Para combatir el poder de los Cinco Grandes hay cuatro acciones que parecen claras.

La primera es evitar o restringir las posiciones monopólicas para impedir que cada una de las plataformas o empresas dominen un mercado y sometan al resto.

La segunda es establecer desde las ciudades o los países las leyes para que los nuevos intermediarios tecnológicos no supongan nuevas formas de explotación laboral. En ese caso, los sindicatos también tendrán que reformular sus objetivos, abrazando dentro de sus estructuras también a los nuevos tipos de trabajadores precarizados, sometidos a las tiranías de los algoritmos, flexibilizados por las plataformas.

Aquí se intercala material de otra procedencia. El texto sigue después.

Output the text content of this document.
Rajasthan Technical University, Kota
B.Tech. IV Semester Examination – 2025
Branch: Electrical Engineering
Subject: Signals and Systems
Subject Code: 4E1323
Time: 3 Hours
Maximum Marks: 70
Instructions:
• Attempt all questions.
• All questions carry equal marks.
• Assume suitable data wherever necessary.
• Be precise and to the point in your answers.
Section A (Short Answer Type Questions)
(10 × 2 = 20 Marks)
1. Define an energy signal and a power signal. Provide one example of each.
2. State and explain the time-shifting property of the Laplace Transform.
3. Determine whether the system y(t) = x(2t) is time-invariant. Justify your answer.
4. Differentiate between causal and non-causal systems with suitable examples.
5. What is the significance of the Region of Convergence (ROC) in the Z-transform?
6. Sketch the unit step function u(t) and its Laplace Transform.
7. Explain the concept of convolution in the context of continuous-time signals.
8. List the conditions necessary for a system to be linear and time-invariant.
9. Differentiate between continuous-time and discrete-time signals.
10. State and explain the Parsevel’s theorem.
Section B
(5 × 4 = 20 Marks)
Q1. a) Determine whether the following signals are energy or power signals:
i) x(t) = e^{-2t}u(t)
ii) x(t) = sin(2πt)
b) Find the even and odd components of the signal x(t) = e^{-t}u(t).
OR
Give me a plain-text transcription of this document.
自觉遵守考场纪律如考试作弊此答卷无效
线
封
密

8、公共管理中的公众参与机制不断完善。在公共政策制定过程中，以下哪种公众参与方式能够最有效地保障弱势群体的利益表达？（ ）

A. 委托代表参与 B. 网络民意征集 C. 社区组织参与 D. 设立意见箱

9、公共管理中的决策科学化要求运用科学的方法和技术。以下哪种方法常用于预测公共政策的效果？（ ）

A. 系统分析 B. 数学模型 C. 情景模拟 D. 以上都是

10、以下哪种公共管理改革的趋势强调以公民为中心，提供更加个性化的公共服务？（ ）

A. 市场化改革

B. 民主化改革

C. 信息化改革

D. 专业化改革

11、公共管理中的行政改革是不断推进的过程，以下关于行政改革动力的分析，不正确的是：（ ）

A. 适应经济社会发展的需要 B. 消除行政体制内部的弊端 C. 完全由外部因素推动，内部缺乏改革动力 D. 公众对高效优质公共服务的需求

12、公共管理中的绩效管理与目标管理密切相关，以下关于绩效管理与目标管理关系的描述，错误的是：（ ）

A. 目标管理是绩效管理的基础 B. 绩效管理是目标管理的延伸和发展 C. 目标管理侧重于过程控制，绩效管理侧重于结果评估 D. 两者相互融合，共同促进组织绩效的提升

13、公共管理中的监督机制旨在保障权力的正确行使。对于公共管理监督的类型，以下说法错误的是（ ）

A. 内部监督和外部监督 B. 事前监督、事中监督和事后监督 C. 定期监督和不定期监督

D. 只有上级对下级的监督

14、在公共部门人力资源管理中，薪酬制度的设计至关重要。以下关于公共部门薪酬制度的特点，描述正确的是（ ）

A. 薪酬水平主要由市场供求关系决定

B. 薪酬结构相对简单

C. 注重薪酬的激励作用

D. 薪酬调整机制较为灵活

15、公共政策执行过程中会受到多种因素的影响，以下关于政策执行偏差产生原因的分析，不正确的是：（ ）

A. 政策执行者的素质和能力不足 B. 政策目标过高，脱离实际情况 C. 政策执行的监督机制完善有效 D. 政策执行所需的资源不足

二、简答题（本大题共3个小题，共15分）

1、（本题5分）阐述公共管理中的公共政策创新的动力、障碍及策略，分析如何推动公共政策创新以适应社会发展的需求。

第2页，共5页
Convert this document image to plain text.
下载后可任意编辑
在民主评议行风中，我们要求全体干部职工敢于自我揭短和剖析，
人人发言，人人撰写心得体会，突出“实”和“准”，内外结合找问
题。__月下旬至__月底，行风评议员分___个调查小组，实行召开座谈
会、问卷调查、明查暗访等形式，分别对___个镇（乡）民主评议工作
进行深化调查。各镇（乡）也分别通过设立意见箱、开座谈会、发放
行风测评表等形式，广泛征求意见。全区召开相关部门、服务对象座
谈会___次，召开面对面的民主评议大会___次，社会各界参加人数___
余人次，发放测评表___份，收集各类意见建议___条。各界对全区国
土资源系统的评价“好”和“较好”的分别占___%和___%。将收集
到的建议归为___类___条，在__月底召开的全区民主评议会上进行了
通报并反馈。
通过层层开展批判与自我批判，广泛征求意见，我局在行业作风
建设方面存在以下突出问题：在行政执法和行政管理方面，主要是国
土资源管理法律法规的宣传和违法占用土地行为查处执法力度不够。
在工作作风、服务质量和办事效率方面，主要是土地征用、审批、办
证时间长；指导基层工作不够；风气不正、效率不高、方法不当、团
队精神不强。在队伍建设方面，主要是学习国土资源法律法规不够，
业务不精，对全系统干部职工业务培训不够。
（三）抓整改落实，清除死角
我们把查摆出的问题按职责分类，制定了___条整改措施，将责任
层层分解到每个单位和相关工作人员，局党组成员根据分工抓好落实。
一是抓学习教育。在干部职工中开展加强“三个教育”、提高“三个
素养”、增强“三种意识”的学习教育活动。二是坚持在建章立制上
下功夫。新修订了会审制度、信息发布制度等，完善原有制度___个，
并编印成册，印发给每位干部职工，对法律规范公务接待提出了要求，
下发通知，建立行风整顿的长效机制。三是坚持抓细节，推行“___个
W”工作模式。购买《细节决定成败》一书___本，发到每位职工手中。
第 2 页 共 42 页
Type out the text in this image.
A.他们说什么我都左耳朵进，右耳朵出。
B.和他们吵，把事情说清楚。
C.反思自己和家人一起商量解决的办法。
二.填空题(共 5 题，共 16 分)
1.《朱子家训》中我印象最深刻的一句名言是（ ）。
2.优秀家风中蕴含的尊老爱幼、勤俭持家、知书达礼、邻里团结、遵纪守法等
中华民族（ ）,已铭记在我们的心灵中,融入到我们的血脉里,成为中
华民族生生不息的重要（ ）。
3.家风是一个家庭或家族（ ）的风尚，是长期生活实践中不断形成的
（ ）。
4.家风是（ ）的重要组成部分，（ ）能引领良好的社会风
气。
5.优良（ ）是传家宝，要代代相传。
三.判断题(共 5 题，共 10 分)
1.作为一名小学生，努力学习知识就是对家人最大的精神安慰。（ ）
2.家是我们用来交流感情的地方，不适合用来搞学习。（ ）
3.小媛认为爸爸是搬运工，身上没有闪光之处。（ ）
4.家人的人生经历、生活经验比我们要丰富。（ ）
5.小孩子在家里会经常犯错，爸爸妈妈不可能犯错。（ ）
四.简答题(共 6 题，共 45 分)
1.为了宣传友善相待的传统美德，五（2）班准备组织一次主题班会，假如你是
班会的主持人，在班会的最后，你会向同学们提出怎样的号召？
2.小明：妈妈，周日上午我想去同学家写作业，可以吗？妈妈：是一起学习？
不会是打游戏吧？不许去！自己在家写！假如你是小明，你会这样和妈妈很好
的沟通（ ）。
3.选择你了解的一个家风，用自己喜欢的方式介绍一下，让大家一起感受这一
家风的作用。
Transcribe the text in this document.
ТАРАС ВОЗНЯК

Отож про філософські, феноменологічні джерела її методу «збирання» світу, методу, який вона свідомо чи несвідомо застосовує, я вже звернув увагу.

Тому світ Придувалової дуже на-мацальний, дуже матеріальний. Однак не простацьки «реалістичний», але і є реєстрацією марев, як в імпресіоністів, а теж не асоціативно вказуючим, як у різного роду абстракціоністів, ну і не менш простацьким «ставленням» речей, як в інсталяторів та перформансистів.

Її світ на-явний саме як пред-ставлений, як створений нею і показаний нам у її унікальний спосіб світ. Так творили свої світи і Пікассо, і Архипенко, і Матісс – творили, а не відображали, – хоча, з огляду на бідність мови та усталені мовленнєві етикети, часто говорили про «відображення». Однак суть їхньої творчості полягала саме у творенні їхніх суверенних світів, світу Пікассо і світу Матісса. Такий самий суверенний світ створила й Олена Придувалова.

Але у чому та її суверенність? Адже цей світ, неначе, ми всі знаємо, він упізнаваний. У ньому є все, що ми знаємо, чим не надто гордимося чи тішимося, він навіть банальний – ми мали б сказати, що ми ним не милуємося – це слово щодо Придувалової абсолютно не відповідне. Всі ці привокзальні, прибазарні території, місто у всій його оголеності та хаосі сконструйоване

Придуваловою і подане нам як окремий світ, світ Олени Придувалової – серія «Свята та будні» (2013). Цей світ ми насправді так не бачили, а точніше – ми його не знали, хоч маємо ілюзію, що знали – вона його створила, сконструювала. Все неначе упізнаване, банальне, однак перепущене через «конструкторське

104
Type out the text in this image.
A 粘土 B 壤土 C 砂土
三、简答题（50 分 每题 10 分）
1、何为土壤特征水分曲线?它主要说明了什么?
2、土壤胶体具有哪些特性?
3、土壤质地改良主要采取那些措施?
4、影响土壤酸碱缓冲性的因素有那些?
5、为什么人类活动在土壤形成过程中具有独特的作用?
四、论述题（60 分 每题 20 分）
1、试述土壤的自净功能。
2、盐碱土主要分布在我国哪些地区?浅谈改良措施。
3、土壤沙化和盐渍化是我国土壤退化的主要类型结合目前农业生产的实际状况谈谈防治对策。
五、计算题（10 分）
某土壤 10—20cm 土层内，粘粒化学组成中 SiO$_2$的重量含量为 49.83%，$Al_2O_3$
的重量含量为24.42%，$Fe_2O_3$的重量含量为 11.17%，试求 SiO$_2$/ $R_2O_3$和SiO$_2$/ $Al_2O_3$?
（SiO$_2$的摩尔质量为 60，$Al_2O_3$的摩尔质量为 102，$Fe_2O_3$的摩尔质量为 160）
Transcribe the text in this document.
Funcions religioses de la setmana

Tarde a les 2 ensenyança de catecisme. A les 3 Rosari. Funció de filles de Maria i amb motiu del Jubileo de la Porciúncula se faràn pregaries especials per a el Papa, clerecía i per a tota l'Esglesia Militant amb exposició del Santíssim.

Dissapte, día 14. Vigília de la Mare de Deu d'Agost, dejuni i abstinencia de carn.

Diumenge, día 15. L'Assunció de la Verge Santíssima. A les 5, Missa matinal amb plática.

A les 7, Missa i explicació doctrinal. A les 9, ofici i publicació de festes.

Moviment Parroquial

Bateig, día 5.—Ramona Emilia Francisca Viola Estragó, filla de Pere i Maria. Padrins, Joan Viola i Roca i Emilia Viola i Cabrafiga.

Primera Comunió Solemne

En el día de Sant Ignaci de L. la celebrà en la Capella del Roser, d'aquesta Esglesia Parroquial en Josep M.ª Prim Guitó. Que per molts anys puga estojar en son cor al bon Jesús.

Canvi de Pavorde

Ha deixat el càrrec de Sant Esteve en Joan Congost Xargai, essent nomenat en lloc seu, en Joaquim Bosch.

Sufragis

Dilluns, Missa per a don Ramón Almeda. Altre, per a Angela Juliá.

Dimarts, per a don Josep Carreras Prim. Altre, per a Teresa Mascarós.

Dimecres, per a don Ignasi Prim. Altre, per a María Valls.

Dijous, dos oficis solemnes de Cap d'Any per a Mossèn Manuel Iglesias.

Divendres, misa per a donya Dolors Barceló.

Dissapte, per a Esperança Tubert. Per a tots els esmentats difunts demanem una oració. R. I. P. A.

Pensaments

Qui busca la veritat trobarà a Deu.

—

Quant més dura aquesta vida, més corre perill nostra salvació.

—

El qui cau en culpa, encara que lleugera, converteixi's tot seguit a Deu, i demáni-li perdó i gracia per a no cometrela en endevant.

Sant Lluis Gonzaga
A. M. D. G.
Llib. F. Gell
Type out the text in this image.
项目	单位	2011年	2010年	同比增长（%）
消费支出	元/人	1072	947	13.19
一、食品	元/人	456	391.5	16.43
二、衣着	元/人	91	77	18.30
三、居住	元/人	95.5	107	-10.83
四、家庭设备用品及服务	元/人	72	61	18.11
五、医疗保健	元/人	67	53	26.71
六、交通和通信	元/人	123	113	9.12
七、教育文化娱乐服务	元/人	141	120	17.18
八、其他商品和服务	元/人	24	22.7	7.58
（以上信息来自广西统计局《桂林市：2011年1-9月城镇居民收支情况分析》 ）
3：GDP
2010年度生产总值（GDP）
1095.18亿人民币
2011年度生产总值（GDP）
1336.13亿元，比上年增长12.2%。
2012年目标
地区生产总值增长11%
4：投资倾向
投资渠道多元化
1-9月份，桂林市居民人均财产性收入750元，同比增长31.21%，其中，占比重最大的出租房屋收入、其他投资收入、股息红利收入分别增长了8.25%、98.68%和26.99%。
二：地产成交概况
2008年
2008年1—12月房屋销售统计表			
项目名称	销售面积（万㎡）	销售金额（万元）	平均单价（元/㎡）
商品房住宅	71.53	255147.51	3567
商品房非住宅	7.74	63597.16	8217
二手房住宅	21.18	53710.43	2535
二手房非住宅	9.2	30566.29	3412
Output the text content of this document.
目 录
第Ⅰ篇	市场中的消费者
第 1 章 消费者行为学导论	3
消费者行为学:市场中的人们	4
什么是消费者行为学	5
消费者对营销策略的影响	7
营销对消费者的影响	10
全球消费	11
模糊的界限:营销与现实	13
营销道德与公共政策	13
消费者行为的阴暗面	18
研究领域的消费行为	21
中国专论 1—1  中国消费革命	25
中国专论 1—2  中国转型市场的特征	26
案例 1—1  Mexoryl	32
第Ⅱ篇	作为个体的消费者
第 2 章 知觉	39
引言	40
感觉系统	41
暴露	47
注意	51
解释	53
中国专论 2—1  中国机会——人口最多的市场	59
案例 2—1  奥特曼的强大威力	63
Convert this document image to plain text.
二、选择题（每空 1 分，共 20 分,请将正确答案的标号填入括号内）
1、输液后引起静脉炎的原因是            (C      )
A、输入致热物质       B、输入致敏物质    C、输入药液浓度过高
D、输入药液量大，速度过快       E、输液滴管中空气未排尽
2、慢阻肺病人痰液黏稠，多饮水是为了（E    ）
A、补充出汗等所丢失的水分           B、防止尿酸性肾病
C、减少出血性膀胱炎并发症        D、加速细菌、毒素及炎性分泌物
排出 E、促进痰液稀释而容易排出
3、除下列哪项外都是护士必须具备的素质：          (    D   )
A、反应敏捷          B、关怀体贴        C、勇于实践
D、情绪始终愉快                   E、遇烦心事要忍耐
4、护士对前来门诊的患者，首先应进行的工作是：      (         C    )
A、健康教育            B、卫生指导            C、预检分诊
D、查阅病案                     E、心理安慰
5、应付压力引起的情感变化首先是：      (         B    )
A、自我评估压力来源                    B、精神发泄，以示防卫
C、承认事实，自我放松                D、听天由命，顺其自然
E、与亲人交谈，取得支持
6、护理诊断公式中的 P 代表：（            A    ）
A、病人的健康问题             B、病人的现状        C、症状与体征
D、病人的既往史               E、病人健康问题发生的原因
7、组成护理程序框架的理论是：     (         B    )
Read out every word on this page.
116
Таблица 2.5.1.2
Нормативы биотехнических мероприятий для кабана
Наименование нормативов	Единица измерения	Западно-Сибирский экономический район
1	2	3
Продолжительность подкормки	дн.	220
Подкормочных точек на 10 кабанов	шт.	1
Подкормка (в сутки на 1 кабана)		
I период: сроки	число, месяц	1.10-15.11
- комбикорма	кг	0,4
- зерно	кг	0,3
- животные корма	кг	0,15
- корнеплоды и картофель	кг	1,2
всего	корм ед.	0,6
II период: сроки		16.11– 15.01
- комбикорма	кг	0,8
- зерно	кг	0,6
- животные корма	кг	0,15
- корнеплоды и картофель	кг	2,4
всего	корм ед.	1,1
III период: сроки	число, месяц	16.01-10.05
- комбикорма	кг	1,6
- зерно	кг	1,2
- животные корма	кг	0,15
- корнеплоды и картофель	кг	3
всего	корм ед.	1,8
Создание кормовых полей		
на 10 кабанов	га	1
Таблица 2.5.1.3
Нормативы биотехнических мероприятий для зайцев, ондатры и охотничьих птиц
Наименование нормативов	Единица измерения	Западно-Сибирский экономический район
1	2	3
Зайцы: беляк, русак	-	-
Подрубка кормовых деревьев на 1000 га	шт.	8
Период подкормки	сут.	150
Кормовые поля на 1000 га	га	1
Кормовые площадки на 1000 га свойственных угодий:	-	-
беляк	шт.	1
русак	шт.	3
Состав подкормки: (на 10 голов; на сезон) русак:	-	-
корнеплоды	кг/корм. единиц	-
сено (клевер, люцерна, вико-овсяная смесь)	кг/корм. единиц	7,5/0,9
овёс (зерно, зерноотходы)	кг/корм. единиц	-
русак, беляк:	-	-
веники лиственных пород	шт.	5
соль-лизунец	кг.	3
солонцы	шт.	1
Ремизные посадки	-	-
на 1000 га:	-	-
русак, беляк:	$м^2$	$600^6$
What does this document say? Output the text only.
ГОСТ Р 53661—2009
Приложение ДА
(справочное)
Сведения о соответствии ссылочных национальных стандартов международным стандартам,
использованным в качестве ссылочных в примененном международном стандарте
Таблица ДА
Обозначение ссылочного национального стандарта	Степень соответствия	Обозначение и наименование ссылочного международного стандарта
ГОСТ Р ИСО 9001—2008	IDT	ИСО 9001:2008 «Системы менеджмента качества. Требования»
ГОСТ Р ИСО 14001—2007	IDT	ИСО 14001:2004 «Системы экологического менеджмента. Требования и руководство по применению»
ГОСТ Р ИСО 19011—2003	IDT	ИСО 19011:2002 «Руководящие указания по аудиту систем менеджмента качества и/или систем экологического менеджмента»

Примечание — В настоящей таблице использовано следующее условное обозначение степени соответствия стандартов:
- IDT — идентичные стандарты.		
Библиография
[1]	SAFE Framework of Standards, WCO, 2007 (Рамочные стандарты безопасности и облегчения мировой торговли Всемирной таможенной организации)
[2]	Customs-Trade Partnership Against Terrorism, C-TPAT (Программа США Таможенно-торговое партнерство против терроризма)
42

La tercera es mejorar las reglas para asegurar la privacidad de los datos que las grandes empresas recogen como forma de riqueza. Y junto con ello, disponer de esos datos para tomar decisiones que favorezcan a la sociedad y no sólo a los intereses de esas empresas.

Por último, combatir la evasión generalizada de capitales, empezando por asegurar que las empresas paguen impuestos locales y eliminando los paraísos fiscales es imprescindible.

Estas cuatro acciones son grandes desafíos. Al mismo tiempo son un mapa de las coordenadas por donde transitar colectivamente un mundo que encuentra en los Cinco Grandes y el modelo del capitalismo de plataformas una manera de reinventar viejas formas de explotación.

Los dueños de las grandes empresas, de Mark Zuckerberg a Bill Gates o Jeff Bezos, podrán seguir declarando que están comprometidos con el progreso y la erradicación de la pobreza del mundo. Llegarán a decir también que se dieron cuenta tarde de las desigualdades del mundo, mientras siguen fugando su dinero a paraísos fiscales. La respuesta de ellos podrá ser, al igual que ciento cincuenta o un año atrás, la filantropía, la financiación de proyectos innovadores “con impacto social” o “con visión de género y en contra de la pobreza”. También podrán prometer que el progreso que nos ofrece la tecnología tarde o temprano va a llegar.

Sin embargo, esa idea es muy conservadora. Supone que tenemos que esperar que el cambio también lo produzcan ellos desde sus empresas y nosotros no podemos hacer nada colectivamente desde nuestros lugares o a través de la política.

Pero sí podemos hacer algo. Politizar la tecnología, hablar de soberanía, reclamar y ocuparnos del destino de nuestros datos, desarmar el sentido común de los grandes poderes, son caminos que hoy tenemos a mano. La tecnología podrá ayudarnos, incluso podrán hacerlo las plataformas pensadas de una manera distinta, abierta y democrática. En todo caso, se trata de cambiar la lógica y pensar que ellas no son ni imprescindibles ni inevitables. Que nosotros podemos construir nuestras propias tecnologías, con sentido político, que significa hacernos las preguntas de siempre, que siguen siendo las más importantes: quién las controla, para qué. Pero, sobre todo, quiénes ganamos y perdemos con ellas.

 

Enero de 2017.

 

[1] En noviembre de 2017. La entrevista fue realizada en febrero de 2017.

[2] Las iniciativas pueden verse en www.smarcat.gencat.cat, www.decodeproject.edu, startups.catalonia.com, accio.gencat.cat, entre otros.

[3] “Barcelona: smart city revolution in progress”, Financial Times, 26 de octubre de 2017.